Bad girl Jane Charlotte has been arrested for murder and is being interrogated by a doctor about her proclivity for offing bad guys, especially actual or accused child molesters. She claims to be a member of a secret organization whose job it is to engage in vigilante justice by killing evil people. No guilt, no accountability, no consequences. Until her arrest, Jane had been one of the most efficient killers in the organization and had both impressed and distressed her mentors by killing two evildoers rather than one in her probation period. (She was supposed to make a choice.) Ruff (Set This House in Order, 2003, etc.) structures his novel largely as a series of dialogues between doctor and “patient,” though as Jane’s obsessions become more intense and her rationalizations more acute, she engages in increasingly bizarre and paranoid monologues.

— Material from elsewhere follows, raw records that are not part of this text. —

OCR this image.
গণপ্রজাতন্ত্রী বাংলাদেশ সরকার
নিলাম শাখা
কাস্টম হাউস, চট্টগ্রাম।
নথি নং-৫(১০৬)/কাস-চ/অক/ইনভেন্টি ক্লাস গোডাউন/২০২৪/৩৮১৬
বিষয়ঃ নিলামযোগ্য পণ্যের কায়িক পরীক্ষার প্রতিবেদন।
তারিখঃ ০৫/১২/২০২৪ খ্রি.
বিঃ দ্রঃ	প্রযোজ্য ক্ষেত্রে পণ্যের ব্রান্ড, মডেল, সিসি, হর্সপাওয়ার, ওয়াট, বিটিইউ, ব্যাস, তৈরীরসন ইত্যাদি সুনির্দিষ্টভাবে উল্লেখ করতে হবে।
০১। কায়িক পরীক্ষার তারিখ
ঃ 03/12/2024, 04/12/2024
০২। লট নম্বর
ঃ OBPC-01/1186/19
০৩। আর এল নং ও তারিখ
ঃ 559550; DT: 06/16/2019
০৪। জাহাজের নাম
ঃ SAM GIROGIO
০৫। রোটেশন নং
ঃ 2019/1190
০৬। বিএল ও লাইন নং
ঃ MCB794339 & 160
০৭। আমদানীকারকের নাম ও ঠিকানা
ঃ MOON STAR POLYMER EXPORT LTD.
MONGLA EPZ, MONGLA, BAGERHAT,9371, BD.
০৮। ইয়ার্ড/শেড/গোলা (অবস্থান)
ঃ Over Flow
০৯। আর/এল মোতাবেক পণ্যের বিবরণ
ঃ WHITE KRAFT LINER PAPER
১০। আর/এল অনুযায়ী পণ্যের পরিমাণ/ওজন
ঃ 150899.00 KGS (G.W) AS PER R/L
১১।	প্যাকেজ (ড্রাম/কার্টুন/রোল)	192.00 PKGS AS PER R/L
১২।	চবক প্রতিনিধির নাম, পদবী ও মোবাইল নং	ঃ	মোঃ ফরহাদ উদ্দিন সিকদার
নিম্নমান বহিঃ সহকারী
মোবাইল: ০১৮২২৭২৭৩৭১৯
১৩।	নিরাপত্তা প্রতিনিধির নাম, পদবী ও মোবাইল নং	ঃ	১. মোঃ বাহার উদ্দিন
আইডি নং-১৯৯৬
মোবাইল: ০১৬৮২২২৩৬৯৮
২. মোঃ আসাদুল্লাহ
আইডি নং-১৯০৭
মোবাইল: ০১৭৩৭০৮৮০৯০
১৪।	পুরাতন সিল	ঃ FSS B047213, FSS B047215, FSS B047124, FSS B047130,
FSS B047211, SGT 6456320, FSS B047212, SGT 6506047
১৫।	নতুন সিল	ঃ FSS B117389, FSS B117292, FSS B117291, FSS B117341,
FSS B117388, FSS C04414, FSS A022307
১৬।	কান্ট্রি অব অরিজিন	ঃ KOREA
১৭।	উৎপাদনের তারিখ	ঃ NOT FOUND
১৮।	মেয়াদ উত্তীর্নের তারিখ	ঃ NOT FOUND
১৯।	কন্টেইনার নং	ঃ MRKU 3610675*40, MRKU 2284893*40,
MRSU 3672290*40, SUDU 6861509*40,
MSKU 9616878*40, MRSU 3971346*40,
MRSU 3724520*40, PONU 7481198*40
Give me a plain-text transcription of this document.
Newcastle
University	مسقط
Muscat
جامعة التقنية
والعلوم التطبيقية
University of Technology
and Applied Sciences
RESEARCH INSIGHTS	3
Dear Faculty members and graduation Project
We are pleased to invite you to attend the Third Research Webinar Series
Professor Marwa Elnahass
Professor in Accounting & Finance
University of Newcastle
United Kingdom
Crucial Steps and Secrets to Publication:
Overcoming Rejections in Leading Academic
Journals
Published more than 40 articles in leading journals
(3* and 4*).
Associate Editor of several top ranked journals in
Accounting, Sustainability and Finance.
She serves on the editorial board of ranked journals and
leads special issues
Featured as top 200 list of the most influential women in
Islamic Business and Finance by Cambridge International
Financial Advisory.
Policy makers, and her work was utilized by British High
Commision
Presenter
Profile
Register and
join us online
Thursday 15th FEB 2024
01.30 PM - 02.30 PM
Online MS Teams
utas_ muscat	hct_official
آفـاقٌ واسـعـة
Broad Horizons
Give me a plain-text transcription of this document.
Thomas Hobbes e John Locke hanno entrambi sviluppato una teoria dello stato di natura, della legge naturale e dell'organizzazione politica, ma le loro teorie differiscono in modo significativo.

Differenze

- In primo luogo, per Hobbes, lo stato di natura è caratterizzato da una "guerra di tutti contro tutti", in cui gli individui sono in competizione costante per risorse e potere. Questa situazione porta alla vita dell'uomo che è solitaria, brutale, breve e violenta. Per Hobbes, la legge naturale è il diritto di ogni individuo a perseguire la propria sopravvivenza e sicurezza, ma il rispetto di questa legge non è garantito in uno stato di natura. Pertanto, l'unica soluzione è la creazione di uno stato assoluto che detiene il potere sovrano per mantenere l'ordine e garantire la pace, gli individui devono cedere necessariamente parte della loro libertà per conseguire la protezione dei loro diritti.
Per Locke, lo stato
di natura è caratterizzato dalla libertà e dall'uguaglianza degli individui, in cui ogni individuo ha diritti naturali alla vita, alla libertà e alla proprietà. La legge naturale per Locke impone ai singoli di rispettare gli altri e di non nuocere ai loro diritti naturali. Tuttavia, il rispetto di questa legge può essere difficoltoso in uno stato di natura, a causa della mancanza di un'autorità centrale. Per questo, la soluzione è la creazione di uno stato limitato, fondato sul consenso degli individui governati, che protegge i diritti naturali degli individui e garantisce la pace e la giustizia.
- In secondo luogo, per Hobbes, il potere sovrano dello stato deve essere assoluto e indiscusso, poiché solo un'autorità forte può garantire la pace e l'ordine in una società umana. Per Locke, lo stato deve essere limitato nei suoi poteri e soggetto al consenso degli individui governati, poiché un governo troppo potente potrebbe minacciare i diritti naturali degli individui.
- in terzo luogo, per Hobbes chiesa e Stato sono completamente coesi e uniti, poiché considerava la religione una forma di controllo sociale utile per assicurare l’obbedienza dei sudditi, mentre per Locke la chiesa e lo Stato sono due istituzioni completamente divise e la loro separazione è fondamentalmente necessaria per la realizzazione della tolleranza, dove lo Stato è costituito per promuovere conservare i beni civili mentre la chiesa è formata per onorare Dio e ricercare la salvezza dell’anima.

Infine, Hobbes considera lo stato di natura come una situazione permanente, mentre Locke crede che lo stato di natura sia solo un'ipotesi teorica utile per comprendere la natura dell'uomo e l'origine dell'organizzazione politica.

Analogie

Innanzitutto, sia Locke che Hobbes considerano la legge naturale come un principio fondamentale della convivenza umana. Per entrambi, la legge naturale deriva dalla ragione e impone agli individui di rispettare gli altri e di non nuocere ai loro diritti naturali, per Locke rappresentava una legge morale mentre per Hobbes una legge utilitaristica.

In extended flashbacks, we learn of Jane’s troubled past, of her dysfunctional mother and of her contentious relationship with her brother Phil, whom she used to terrorize with tales of gypsy child-robbers. Along the way, she links up with a creepy cast of characters who haunt her nightmarish life, including harlequins, clowns, a feisty homeless woman and the sociopathic owner of a railroad hobby shop. She eventually meets “bad Jane,” who opines that “evil…is just so much cooler than even you know.” This double works for The Force, a counter-organization dedicated to the destruction of the good. In a dizzying set of final reversals, we learn once again that nothing is as it seems, for the doctor and the “twin” Janes have their own duplicitous agendas.
Despite the metaphysical trappings of Existential Big Themes, it’s hard to care too deeply about the characters, who remain intellectual cardboard cutouts.